Une marge qui peut s’évaporer en quelques semaines
Selon la Banque de développement du Canada (BDC), la marge bénéficiaire nette moyenne des PME manufacturières se situe autour de 5 % à 7 %, un seuil déjà considéré comme serré par les analystes financiers. Une entreprise peut négocier un excellent contrat, maîtriser ses coûts de production, et voir une partie de cette marge disparaître simplement parce que le dollar canadien a bougé entre la signature du contrat et son encaissement.
Ce risque est amplifié par la dépendance persistante des exportateurs québécois au marché américain, qui absorbe encore la vaste majorité de leurs ventes à l’international. Avec des tarifs sectoriels sur l’acier, l’aluminium et le cuivre toujours fixés à 50 %, et un ACEUM désormais soumis à des révisions annuelles plutôt qu’à un horizon stable jusqu’en 2042, la volatilité risque de s’installer durablement plutôt que de se résorber.

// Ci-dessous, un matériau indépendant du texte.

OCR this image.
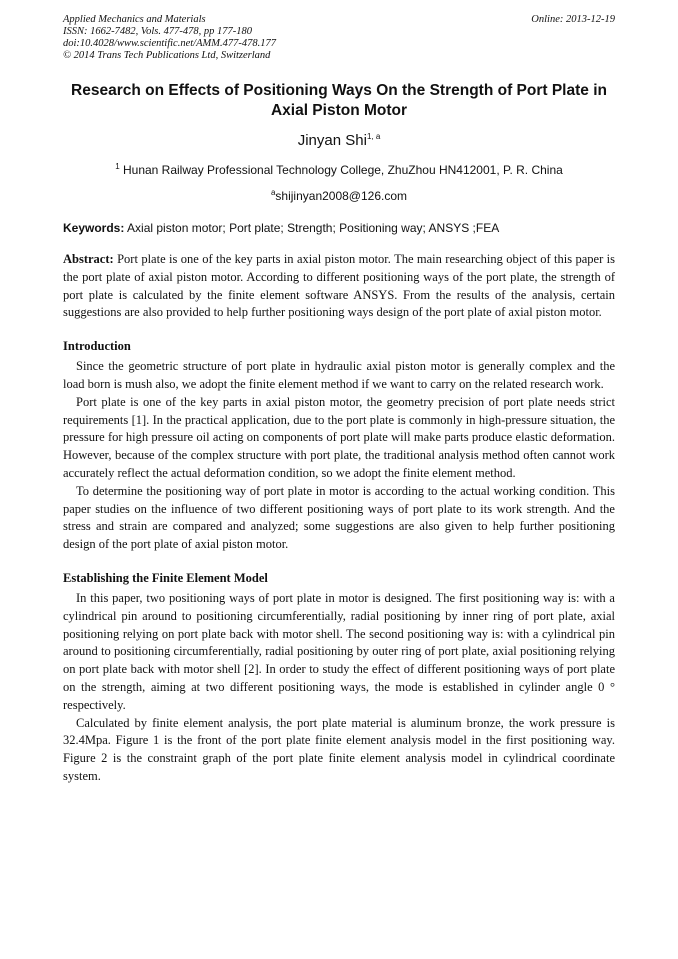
Applied Mechanics and Materials
ISSN: 1662-7482, Vols. 477-478, pp 177-180
doi:10.4028/www.scientific.net/AMM.477-478.177
© 2014 Trans Tech Publications Ltd, Switzerland
Online: 2013-12-19
Research on Effects of Positioning Ways On the Strength of Port Plate in Axial Piston Motor
Jinyan Shi$^{1, a}$
$^1$ Hunan Railway Professional Technology College, ZhuZhou HN412001, P. R. China
$^a$shijinyan2008@126.com
Keywords: Axial piston motor; Port plate; Strength; Positioning way; ANSYS ;FEA
Abstract: Port plate is one of the key parts in axial piston motor. The main researching object of this paper is the port plate of axial piston motor. According to different positioning ways of the port plate, the strength of port plate is calculated by the finite element software ANSYS. From the results of the analysis, certain suggestions are also provided to help further positioning ways design of the port plate of axial piston motor.
Introduction

Since the geometric structure of port plate in hydraulic axial piston motor is generally complex and the load born is mush also, we adopt the finite element method if we want to carry on the related research work.

Port plate is one of the key parts in axial piston motor, the geometry precision of port plate needs strict requirements [1]. In the practical application, due to the port plate is commonly in high-pressure situation, the pressure for high pressure oil acting on components of port plate will make parts produce elastic deformation. However, because of the complex structure with port plate, the traditional analysis method often cannot work accurately reflect the actual deformation condition, so we adopt the finite element method.

To determine the positioning way of port plate in motor is according to the actual working condition. This paper studies on the influence of two different positioning ways of port plate to its work strength. And the stress and strain are compared and analyzed; some suggestions are also given to help further positioning design of the port plate of axial piston motor.

Establishing the Finite Element Model

In this paper, two positioning ways of port plate in motor is designed. The first positioning way is: with a cylindrical pin around to positioning circumferentially, radial positioning by inner ring of port plate, axial positioning relying on port plate back with motor shell. The second positioning way is: with a cylindrical pin around to positioning circumferentially, radial positioning by outer ring of port plate, axial positioning relying on port plate back with motor shell [2]. In order to study the effect of different positioning ways of port plate on the strength, aiming at two different positioning ways, the mode is established in cylinder angle 0 ° respectively.

Calculated by finite element analysis, the port plate material is aluminum bronze, the work pressure is 32.4Mpa. Figure 1 is the front of the port plate finite element analysis model in the first positioning way. Figure 2 is the constraint graph of the port plate finite element analysis model in cylindrical coordinate system.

L’objectif n’est donc plus de prédire les mouvements du huard. Il consiste à bâtir une entreprise capable d’encaisser cette volatilité sans perdre en rentabilité.
Trois outils pour reprendre le contrôle
Le contrat à terme demeure l’instrument le plus utilisé : il fixe aujourd’hui le taux auquel une transaction future sera réglée, au prix de renoncer à un mouvement favorable du marché. C’est le choix de la prévisibilité.
Pour les entreprises aux revenus plus irréguliers, ou qui répondent régulièrement à des appels d’offres, l’option de change offre plus de souplesse : moyennant une prime, elle protège contre une baisse défavorable tout en laissant la porte ouverte à un taux plus avantageux si le marché évolue dans le bon sens.